Keberadaan TNI di lingkungan Kejaksaan disebut Komisi Kejaksaan diperlukan untuk memberi deterrence effect atau efek gentar sehingga penegakan hukum mencapai tujuannya.
“Jadi kan kewenangan Kejaksaannya tidak bertambah, tetapi implementasi kewenangannya yang saat ini kan bertambah. Dalam implementasi itu, dalam analisis intelijennya barangkali di Kejaksaan itu dilihat bahwa AGHT-nya (ancaman, gangguan, hambatan, dan tantangan) memungkinkan ada yang dibutuhkan efek deterrence itu,” ujar Puji.
Penjelasan itu langsung dimentahkan oleh Al Araf yang menyebut jika ada alasan AGHT, berarti efek gentar diadakan bukan dalam konteks Kejaksaan, melainkan konteks pertahanan.
Araf juga menjelaskan, Kejaksaan merupakan bahian dari sistem peradilan pidana terpadu (integrated criminal justice system) bersama-sama dengan kepolisian dan peradilan. Sehingga jika membutuhkan pengamanan jawabannya adalah kepolisian, bukan justru menarik masuk militer.
“Karena militer bukan bagian dari integrated criminal justice system. Dia fungsinya pertahanan, sebagai alat perang. Jadi itu sudah salah dan keliru,” tegas Al Araf.
Jika kepolisian sudah dikerahkan namun ternyata kondisi masih saja tidak memungkinkan, barulah kejaksaan bisa meminta bantuan TNI, dengan catatan melalui prosedur sesuak dengan aturan konstitusi. Yakni dengan meminta Presiden untuk membuat keputusan politik, bukan dengan membuat nota kesepahaman sendiri seperti yang saat ini sudah dilakukan.
“Karena Undang-Undang dan Konstitusi tidak memperbolehkan MoU. MoU bukan bagian data peraturan perundang-undangan. Tata peraturan undang-undang itu konstitusi sampai level perda. Mou tidak dikenal. MOU bertentangan dengan undang-undang dan bertentangan dengan konstitusi itu sudah disampaikan berulang kali ke DPR,” jelas dia.
Namun Puji bersikeras bahwa apa yang Kejaksaan dan TNI lakukan tidak bertentangan dengan konstitusi. Maka ia mempersilakan siapapun yang menganggap itu bertentangan untuk mengujinya di Mahkamah Agung (MA).

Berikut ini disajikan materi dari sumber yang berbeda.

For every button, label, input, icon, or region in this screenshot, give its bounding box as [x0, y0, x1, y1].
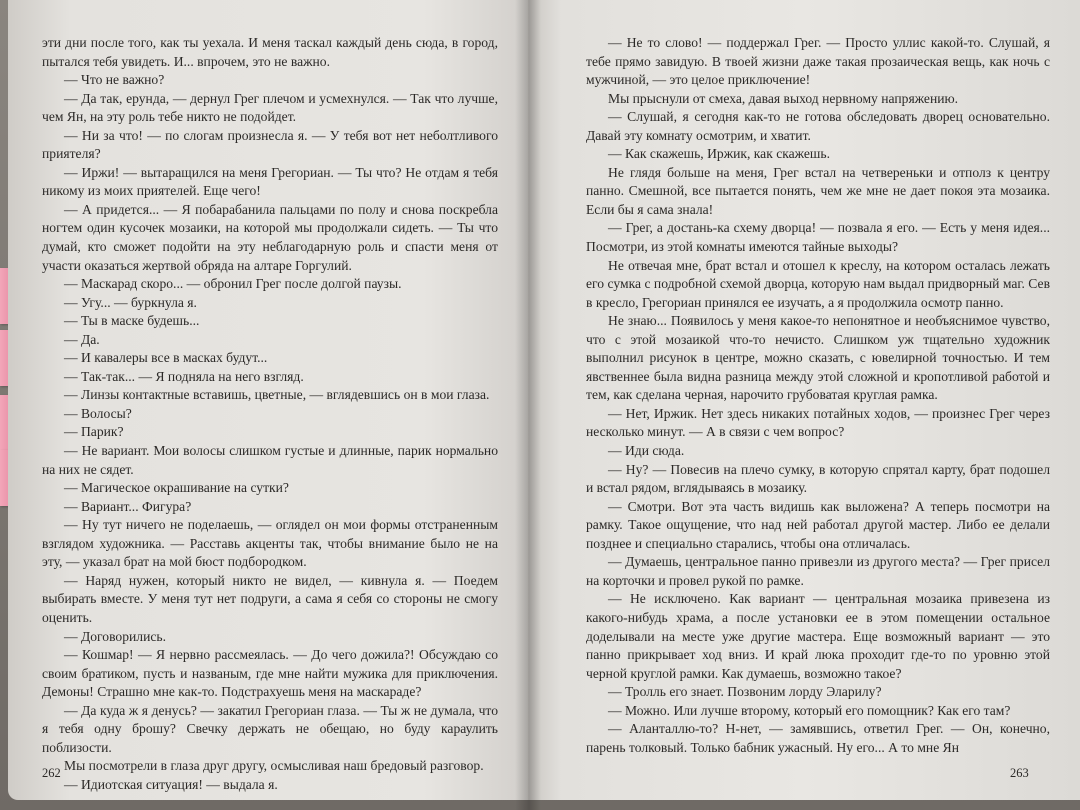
paragraph: — Идиотская ситуация! — выдала я.	[64, 776, 278, 792]
right-page	[528, 0, 1080, 800]
paragraph: — Угу... — буркнула я.	[64, 294, 197, 310]
paragraph: — Смотри. Вот эта часть видишь как выложена? А теперь посмотри на рамку. Такое ощущение, что над ней работал другой мастер. Либо ее делали позднее и специально старались, чтобы она отличалась.	[586, 498, 1050, 551]
paragraph: — Наряд нужен, который никто не видел, — кивнула я. — Поедем выбирать вместе. У меня тут нет подруги, а сама я себя со стороны не смогу оценить.	[42, 572, 498, 625]
paragraph: — Линзы контактные вставишь, цветные, — вглядевшись он в мои глаза.	[64, 387, 490, 403]
paragraph: — Не то слово! — поддержал Грег. — Просто уллис какой-то. Слушай, я тебе прямо завидую. В твоей жизни даже такая прозаическая вещь, как ночь с мужчиной, — это целое приключение!	[586, 35, 1050, 88]
paragraph: — И кавалеры все в масках будут...	[64, 350, 268, 366]
paragraph: — Ну? — Повесив на плечо сумку, в которую спрятал карту, брат подошел и встал рядом, вглядываясь в мозаику.	[586, 461, 1050, 496]
paragraph: — Да куда ж я денусь? — закатил Грегориан глаза. — Ты ж не думала, что я тебя одну брошу? Свечку держать не обещаю, но буду караулить поблизости.	[42, 702, 498, 755]
paragraph: — Да.	[64, 331, 100, 347]
left-page-text	[42, 34, 498, 794]
right-page-text	[586, 34, 1050, 757]
paragraph: — Не вариант. Мои волосы слишком густые и длинные, парик нормально на них не сядет.	[42, 443, 498, 477]
paragraph: — Так-так... — Я подняла на него взгляд.	[64, 368, 304, 384]
left-page	[8, 0, 528, 800]
paragraph: — Не исключено. Как вариант — центральная мозаика привезена из какого-нибудь храма, а после установки ее в этом помещении остальное доделывали на месте уже другие мастера. Еще возможный вариант — это панно прикрывает ход вниз. И край люка проходит где-то по уровню этой черной круглой рамки. Как думаешь, возможно такое?	[586, 591, 1050, 681]
paragraph: — Ну тут ничего не поделаешь, — оглядел он мои формы отстраненным взглядом художника. — Расставь акценты так, чтобы внимание было не на эту, — указал брат на мой бюст подбородком.	[42, 517, 498, 570]
paragraph: Мы прыснули от смеха, давая выход нервному напряжению.	[608, 90, 959, 106]
paragraph: Не отвечая мне, брат встал и отошел к креслу, на котором осталась лежать его сумка с подробной схемой дворца, которую нам выдал придворный маг. Сев в кресло, Грегориан принялся ее изучать, а я продолжила осмотр панно.	[586, 257, 1050, 310]
paragraph: — Аланталлю-то? Н-нет, — замявшись, ответил Грег. — Он, конечно, парень толковый. Только бабник ужасный. Ну его... А то мне Ян	[586, 721, 1050, 755]
paragraph: эти дни после того, как ты уехала. И меня таскал каждый день сюда, в город, пытался тебя увидеть. И... впрочем, это не важно.	[42, 35, 498, 69]
paragraph: — Магическое окрашивание на сутки?	[64, 480, 289, 496]
paragraph: — Иржи! — вытаращился на меня Грегориан. — Ты что? Не отдам я тебя никому из моих приятелей. Еще чего!	[42, 164, 498, 199]
paragraph: — Ни за что! — по слогам произнесла я. — У тебя вот нет неболтливого приятеля?	[42, 127, 498, 162]
paragraph: — Парик?	[64, 424, 124, 440]
paragraph: — Слушай, я сегодня как-то не готова обследовать дворец основательно. Давай эту комнату осмотрим, и хватит.	[586, 109, 1050, 143]
page-number: 262	[42, 766, 61, 780]
paragraph: — Можно. Или лучше второму, который его помощник? Как его там?	[608, 702, 1011, 718]
paragraph: — Грег, а достань-ка схему дворца! — позвала я его. — Есть у меня идея... Посмотри, из этой комнаты имеются тайные выходы?	[586, 220, 1050, 255]
paragraph: — Волосы?	[64, 405, 132, 421]
paragraph: — Нет, Иржик. Нет здесь никаких потайных ходов, — произнес Грег через несколько минут. — А в связи с чем вопрос?	[586, 405, 1050, 440]
paragraph: — Кошмар! — Я нервно рассмеялась. — До чего дожила?! Обсуждаю со своим братиком, пусть и названым, где мне найти мужика для приключения. Демоны! Страшно мне как-то. Подстрахуешь меня на маскараде?	[42, 647, 498, 700]
paragraph: — Маскарад скоро... — обронил Грег после долгой паузы.	[64, 276, 402, 292]
paragraph: Не знаю... Появилось у меня какое-то непонятное и необъяснимое чувство, что с этой мозаикой что-то нечисто. Слишком уж тщательно художник выполнил рисунок в центре, можно сказать, с ювелирной точностью. И тем явственнее была видна разница между этой сложной и кропотливой работой и тем, как сделана черная, нарочито грубоватая круглая рамка.	[586, 313, 1050, 403]
paragraph: — А придется... — Я побарабанила пальцами по полу и снова поскребла ногтем один кусочек мозаики, на которой мы продолжали сидеть. — Ты что думай, кто сможет подойти на эту неблагодарную роль и спасти меня от участи оказаться жертвой обряда на алтаре Горгулий.	[42, 201, 498, 273]
paragraph: Не глядя больше на меня, Грег встал на четвереньки и отполз к центру панно. Смешной, все пытается понять, чем же мне не дает покоя эта мозаика. Если бы я сама знала!	[586, 164, 1050, 217]
paragraph: — Как скажешь, Иржик, как скажешь.	[608, 146, 830, 162]
paragraph: — Что не важно?	[64, 72, 165, 88]
paragraph: — Тролль его знает. Позвоним лорду Эларилу?	[608, 684, 882, 700]
paragraph: — Думаешь, центральное панно привезли из другого места? — Грег присел на корточки и провел рукой по рамке.	[586, 554, 1050, 588]
paragraph: — Да так, ерунда, — дернул Грег плечом и усмехнулся. — Так что лучше, чем Ян, на эту роль тебе никто не подойдет.	[42, 90, 498, 125]
paragraph: — Вариант... Фигура?	[64, 498, 192, 514]
book-gutter	[515, 0, 541, 810]
paragraph: — Договорились.	[64, 628, 166, 644]
paragraph: Мы посмотрели в глаза друг другу, осмысливая наш бредовый разговор.	[64, 758, 484, 774]
paragraph: — Ты в маске будешь...	[64, 313, 200, 329]
paragraph: — Иди сюда.	[608, 443, 685, 459]
page-number: 263	[1010, 766, 1029, 780]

“Menurut saya tidak bermasalah menurut Anda bermasalah. yang bisa menyatakan secara clear itu kan tentu institusi yang punya kewenangan kalau Anda pengin menyatakan itu bertentangan, challenge dong itu di Mahkamah Agung, begitu kan peraturannya,” ujar Puji.
Terlepas dari urusan sesuai atau tidak dengan konstitusi, Jenderal Purnawirawan Dudung Abdurrahman hanya mengingatkan agar TNI memahami aturan yang ada sehingga nantinya tidak menimbulkan kerugian bagi TNI itu sendiri.
“Yang terpenting TNI harus paham betul tentang SOP mengerahkan pasukan yang sedemikian banyak. Jangan sampai nanti SOP ini tidak jelas yang nantinya akan merugikan TNI itu sendiri,” sebutnya.